Versions and changes
(upcoming)
- The GateWorkerAnnotator parameters have been changed: instead of parameters gatehom and port,
the parameter gateworker now needs to receive a GateWorker instance.
Also the
update_document
parameter has been added and now allows both updating and replacing the Python document from the Java GATE document - Issue #66: make it possible to show annotations over new-lines in the html ann viewer
- Issue #65: provide ParagraphTokenizer and SplitPatternTokenizer to easily annotate paragraphs and other spans separated by some split pattern
- Issue #73: pickle document with offset index created
- Issue #68: rename the main development branch from "master" to "main"
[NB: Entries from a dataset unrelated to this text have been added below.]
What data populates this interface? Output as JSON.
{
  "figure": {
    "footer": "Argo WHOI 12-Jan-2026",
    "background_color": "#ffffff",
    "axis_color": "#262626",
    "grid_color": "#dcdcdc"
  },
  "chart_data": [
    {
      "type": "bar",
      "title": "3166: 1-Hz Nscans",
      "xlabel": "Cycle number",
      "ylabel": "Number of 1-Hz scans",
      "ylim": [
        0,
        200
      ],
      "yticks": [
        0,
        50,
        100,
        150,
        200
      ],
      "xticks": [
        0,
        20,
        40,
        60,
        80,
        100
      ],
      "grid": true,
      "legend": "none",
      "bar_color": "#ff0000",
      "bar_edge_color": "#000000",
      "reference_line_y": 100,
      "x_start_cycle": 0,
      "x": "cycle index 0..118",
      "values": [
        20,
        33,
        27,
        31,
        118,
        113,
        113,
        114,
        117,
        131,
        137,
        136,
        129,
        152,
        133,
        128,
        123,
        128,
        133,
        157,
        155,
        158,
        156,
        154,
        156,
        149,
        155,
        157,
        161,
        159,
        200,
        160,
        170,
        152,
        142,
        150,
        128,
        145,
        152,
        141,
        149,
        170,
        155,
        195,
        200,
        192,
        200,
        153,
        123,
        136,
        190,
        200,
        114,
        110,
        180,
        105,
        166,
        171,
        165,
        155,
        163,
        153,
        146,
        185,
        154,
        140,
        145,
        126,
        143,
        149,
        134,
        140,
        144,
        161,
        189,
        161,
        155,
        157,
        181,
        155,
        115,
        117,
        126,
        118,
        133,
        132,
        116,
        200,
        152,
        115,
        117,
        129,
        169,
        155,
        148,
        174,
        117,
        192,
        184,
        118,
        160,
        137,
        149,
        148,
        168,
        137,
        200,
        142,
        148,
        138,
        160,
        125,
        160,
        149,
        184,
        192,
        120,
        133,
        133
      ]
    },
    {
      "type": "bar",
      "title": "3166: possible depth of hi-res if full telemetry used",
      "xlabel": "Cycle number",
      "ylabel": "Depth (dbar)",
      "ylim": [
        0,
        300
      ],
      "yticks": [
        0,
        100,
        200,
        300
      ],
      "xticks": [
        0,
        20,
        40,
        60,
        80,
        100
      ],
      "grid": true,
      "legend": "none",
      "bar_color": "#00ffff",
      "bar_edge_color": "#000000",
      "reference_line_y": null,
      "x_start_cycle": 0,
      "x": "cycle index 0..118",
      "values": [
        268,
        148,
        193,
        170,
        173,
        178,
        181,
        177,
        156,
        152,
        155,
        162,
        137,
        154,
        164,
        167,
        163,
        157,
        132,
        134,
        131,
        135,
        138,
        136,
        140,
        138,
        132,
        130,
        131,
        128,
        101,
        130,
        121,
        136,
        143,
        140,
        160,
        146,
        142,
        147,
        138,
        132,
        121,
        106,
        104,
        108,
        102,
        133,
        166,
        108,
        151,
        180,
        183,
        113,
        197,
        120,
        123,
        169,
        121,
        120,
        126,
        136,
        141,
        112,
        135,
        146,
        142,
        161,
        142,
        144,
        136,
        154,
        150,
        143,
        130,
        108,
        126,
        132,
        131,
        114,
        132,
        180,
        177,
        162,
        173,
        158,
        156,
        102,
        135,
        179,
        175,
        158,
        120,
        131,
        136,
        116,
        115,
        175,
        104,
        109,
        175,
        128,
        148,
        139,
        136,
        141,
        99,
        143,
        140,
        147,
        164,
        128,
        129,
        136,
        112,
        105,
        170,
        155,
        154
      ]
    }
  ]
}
- Issue #74: fix a bug in PAMPAC related to matching an annotation after some text
- Various improvements, additions and bug fixes in Pampac
- Issue #75: GateWorker now shows any Java exception when starting the Java process fails
- Issue #76: GateWorker has a new method
loadPipelineFromUri(uri)
- Issue #77: GateWorkerAnnotator now automatically loads a pipeline from a URL if the string
passed to the
pipeline
parameter looks like a URL or if it is the result of urllib.parse.urlparse. It is always treated like a file if it is a pathlib.Path - added the
Actions
action for Pampac to recursively wrap several actions into one - allow each Rule to have any number of actions, change signature to
Rule(patter, *actions, priority=0)
- The Pampac AddAnn action does not require a value for the name parameter any more, if not specified, the full span of the match is used.
- New method
add_anns(anniterable)
to add an iterable of annotations to a set - The document viewer now also works in Google Colab
- The GateWorker can now be used as context manager:
with GateWorker() as gw:
1.0.3.1 (2021-03-01)
- add training course slides
- fix issue #63: could not import html document from a local file
1.0.3 (2021-02-22)
- Fix issues with logging and error handling in executor module
- Improve/add/change document sources/destination JsonLinesFile
- add
Span.embed
method - Implement multi-word tokens (MWTs) for the Stanza annotator
- Add support for space tokens for the Stanza annotator
- Support showing annotations over trailing spaces in the html ann viewer
- Add the
Document.attach(annset)
method (mostly for internal use only!) - Add the ConllUFileSource to import CoNLL-U corpora
- Fix a problem in the html ann viewer where unnecessary spans were created
- Add option to the
Document.show()
method to style the document text div
1.0.2 (2021-02-09)
- Fix issue #56: Rename GateSlave to GateWorker
1.0.1 (2021-02-07)
- Initial release ~